Seguir jugando

Hago teatro. Entre las cosas que hago, hago teatro, sí. Este año retomé. De chica, cuando tenía cuatro o cinco años la maestra le recomendó a mi mamá que me llevara a clases, pensó que era una buena idea para que perdiera un poco la vergüenza, fuera más simpática y así me hiciera amiga de los niños, a los que, por entonces, espantaba para quedarme jugando sola. Aparentemente yo no mostraba ningún signo de querer tener amigos en el jardín.

Mamá hizo caso -por más raro que parezca esto para quienes la conocen- y así comencé clases de teatro. “El desván” se llamaba el grupo y puedo decir que fue lo que más disfruté hacer hasta mis doce o trece años, cuando mi profesor se fue a Montevideo y dejó de dar clases. Después, a eso de los quince, fui a clases con otra profesora durante un año y cuando tuve dieciséis me anoté en clases de teatro en Montevideo y viajé durante un año todos los sábados a la mañana, con Alfo, Lu y Elena, que deben acordarse bien de esto.

Con el tiempo, mi sueño de ser actriz se desvaneció, digamos... Ya no practicaba el agradecimiento por el Martín Fierro en el espejo ni le mandaba mails a Cris Morena a través de su página web.

Empecé a estudiar muchas horas, a dedicarle más tiempo al deporte y así, para mis diecisiete ya no hacía teatro, no me interesaba mucho ni participaba en ninguna actividad del colegio que tuviera algo que ver con ello.

Este año, con veintidós, volví.

Gracias a Bele, una amiga, conocí a Helen -mi actual profesora de teatro- y retomé.

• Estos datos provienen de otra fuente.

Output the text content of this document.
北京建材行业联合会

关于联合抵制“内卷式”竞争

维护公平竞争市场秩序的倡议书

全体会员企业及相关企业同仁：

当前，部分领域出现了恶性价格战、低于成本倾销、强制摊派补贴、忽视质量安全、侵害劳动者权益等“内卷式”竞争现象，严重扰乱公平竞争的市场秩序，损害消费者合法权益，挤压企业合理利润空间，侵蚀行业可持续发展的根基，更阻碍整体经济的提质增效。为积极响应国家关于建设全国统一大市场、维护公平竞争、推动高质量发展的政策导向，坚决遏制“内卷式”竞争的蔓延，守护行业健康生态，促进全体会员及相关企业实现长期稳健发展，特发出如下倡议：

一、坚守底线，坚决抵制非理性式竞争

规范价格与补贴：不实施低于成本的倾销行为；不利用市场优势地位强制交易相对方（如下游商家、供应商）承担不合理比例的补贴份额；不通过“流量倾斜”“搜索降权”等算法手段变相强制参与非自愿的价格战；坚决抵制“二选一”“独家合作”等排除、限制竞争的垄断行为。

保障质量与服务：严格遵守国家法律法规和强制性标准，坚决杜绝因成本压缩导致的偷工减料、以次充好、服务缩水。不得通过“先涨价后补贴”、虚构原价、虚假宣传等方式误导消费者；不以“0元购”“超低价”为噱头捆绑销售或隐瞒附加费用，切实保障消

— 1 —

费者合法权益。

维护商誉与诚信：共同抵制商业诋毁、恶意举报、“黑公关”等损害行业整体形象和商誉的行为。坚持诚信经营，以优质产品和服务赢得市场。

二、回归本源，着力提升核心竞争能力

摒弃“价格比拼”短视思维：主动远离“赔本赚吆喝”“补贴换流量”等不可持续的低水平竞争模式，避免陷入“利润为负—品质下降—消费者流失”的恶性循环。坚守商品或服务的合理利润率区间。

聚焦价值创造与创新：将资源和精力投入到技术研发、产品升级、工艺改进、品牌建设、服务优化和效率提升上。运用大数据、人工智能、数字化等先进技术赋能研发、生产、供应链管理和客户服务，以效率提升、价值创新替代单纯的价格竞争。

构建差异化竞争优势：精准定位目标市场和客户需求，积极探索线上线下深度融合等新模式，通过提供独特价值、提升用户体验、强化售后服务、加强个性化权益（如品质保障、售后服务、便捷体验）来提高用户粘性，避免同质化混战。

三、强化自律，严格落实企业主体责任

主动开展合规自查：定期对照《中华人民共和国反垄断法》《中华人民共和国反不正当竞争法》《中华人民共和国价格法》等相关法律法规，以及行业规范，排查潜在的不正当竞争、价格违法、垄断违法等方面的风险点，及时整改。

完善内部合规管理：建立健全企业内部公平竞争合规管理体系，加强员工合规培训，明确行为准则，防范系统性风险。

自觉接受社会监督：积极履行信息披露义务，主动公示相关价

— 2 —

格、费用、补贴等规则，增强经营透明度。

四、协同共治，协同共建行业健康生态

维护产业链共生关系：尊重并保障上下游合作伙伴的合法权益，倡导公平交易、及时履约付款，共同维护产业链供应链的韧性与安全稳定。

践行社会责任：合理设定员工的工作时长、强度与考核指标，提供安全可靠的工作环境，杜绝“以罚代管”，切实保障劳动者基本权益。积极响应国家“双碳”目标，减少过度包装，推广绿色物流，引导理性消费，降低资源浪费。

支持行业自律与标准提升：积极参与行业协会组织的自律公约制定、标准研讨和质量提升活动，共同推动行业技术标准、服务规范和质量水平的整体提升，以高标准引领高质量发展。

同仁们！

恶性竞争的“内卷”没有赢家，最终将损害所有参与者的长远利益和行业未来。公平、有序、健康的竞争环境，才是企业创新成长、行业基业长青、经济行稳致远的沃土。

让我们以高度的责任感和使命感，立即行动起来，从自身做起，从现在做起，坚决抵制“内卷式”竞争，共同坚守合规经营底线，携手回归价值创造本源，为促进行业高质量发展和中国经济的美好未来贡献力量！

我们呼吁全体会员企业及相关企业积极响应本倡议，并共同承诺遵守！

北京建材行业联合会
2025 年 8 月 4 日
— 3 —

Tal como si hubiera dejado de hacer deporte por mucho tiempo y estuviera queriendo volver, mi cuerpo estaba desacostumbrado, fuera de línea. Ya no tenía esa facilidad para entrar y salir de un personaje o para entrar y salir de escena.

Sin embargo, hubo algo que me llamó más que nada la atención y que me trajo hasta acá a escribir esto: ahora pensaba dos veces antes de largarme a hacer una improvisación, ya no estaba jugando, ahora estaba pensando y el juego ya casi no tenía lugar.
¿Y qué sentido tiene el teatro si no se está jugando? Ninguno, no tiene. Actuar es jugar. Jugar a ser otro, jugar a sentir algo distinto, jugar a pensar diferente, jugar. Si no se juega, no se actúa.

Así, un día me fui de clase pensando en la niña de ocho años que se aprendía guiones de memoria solamente para jugar. Una niña que recibía una consigna para improvisar y sin pensar qué iban a ver los de afuera, iba y se tiraba al agua. Una niña que hacía de enana de blancanieves y no le interesaba medir ya un metro cincuenta y cinco, porque esa niña se creía enana, jugaba a ser enana y entonces, era enana.

Y entonces fue que vi cómo perdemos -y me animo a hablar de muchos, no solo de mí- la capacidad de jugar. Cómo perdemos la capacidad de ser sin pensar que nos están mirando, cómo dejamos de jugar para empezar a pensar y cómo así nos separamos de lo que somos y de lo que sentimos para ser más parecidos a lo que creemos que los de afuera quieren ver.

Y tal vez estemos pecando de soberbios tratando de interpretar qué quieren ver los demás de nosotros. Tal vez los de afuera nos quieran ver jugando, tal vez quieran vernos sentir y ser tal como sentimos y tal como somos. O tal vez no, tal vez no quieran eso... Pero al final, ¿Qué importa? ¿Qué importa qué quieren ver? Seamos lo que queramos ser y que vean lo qué hay para ver, como cuando prendemos la tele un sábado de tarde y vemos una película de mierda, que al final termina estando buena.